Research has shown that the overall US smoking prevalence declined markedly from 33.2% in 1980 to 13.7% in 2018.

However the study projected that, in the absence of menthol cigarettes, smoking prevalence would have declined further to 11.1%.

It said menthol had a multiplier effect on smoking rates – teens and young adults who experimented with menthol cigarettes were more likely to become regular smokers and less likely to quit than those who experimented with non-menthol cigarettes.

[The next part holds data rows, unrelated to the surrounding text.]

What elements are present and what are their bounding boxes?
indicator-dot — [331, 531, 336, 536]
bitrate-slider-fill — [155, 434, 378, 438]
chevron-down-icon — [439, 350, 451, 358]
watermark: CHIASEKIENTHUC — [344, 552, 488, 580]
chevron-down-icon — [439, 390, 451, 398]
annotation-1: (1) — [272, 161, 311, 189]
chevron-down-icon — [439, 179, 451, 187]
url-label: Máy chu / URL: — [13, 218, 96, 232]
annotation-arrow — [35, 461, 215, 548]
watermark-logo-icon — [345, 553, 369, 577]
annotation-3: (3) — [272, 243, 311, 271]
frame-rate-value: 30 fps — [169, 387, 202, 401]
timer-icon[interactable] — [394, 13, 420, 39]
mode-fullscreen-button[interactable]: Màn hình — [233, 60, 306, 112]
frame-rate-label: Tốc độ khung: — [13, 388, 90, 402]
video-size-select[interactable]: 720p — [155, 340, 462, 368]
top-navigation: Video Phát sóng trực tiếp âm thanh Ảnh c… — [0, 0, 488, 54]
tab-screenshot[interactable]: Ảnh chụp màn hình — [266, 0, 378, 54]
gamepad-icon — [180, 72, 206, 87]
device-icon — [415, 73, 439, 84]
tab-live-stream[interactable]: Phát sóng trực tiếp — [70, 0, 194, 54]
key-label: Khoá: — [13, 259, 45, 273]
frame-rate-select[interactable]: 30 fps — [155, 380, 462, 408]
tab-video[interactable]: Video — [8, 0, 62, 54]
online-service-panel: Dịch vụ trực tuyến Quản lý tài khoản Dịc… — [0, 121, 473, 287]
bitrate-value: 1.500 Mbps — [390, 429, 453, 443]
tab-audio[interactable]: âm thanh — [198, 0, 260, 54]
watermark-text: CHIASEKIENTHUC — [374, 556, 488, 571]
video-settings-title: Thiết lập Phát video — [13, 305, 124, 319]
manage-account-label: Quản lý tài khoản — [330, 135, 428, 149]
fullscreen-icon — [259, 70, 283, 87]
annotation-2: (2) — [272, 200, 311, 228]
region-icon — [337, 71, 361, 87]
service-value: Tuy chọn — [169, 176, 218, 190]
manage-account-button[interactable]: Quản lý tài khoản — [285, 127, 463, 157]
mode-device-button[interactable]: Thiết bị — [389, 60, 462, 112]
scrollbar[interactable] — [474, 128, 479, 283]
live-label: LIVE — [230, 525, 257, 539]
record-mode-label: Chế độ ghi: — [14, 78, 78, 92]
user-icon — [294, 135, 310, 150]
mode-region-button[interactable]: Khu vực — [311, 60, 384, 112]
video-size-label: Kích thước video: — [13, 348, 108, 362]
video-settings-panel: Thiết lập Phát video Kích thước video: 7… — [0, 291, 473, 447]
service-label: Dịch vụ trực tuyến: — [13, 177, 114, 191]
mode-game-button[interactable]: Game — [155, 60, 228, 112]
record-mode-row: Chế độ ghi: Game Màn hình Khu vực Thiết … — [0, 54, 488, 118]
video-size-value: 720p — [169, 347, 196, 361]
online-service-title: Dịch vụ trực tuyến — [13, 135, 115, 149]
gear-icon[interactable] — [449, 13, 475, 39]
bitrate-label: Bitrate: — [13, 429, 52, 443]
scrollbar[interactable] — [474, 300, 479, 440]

“Other things being equal, the decrease in smoking cessation due to menthol cigarettes makes up about 56% of the total number of smoking-related deaths and 65% of the cumulative life years lost due to menthol, while the increase in smoking initiation attributed to menthol cigarettes is responsible for 44% and 36% of the excess deaths and life years-lost due to menthol, respectively.”

Tobacco Control


Breath easy: inhaler devices are becoming more eco-friendly

Swapping COPD and asthma patients over from their current Respimat inhaler (Spiriva and Spiolto) to a new reusable inhaler will save millions of the plastic devices reaching landfill.

The new inhalers which have been added to the PBS this week can be used with up to six cartridges.

“This has the potential to reduce the number of inhalers that a patient discards each year from 12 to just two, meaning that the more than 170,000 Australians treated with Spiriva Respimat or Spiolto Respimat need no longer dispose of up to 1.7 million inhalers annually,” Boehringer Ingelheim said in a statement.

As well as being designed to limit the environmental impact of single use inhalers, the new inhalers also have other improved features such as easier loading, better grip and a larger dose indicator.

A QR code on the pack direct patients to five educational videos on topics including how to use their inhaler and how to change the medication cartridges.


MRFF invests in functional analysis of kids’ lungs

Novel 4D lung imaging has received a funding boost of almost $29 million from the Frontier Health and Medical Research program of the MRFF.

The funding has been awarded to the Australian Lung Health Initiative (ALHI), a partnership between 4D Medical, Monash University, the University of Adelaide, and the South Australian Health and Medical Research Institute.

A statement from the Federal health Minister Greg Hunt said 4D Functional Diagnosis was a new frontier in lung health for children that will deliver revolutionary lung scanners that are safe, rapid, and easy to use.

“The scanners will allow functional analysis of lung health and can be immediately applied to managing COVID-19, establishing Australia at the forefront of lung science, and kick-starting a high-value, high-tech industry.”

4D Medical’s XV lung ventilation software was TGA and FDA listed last year.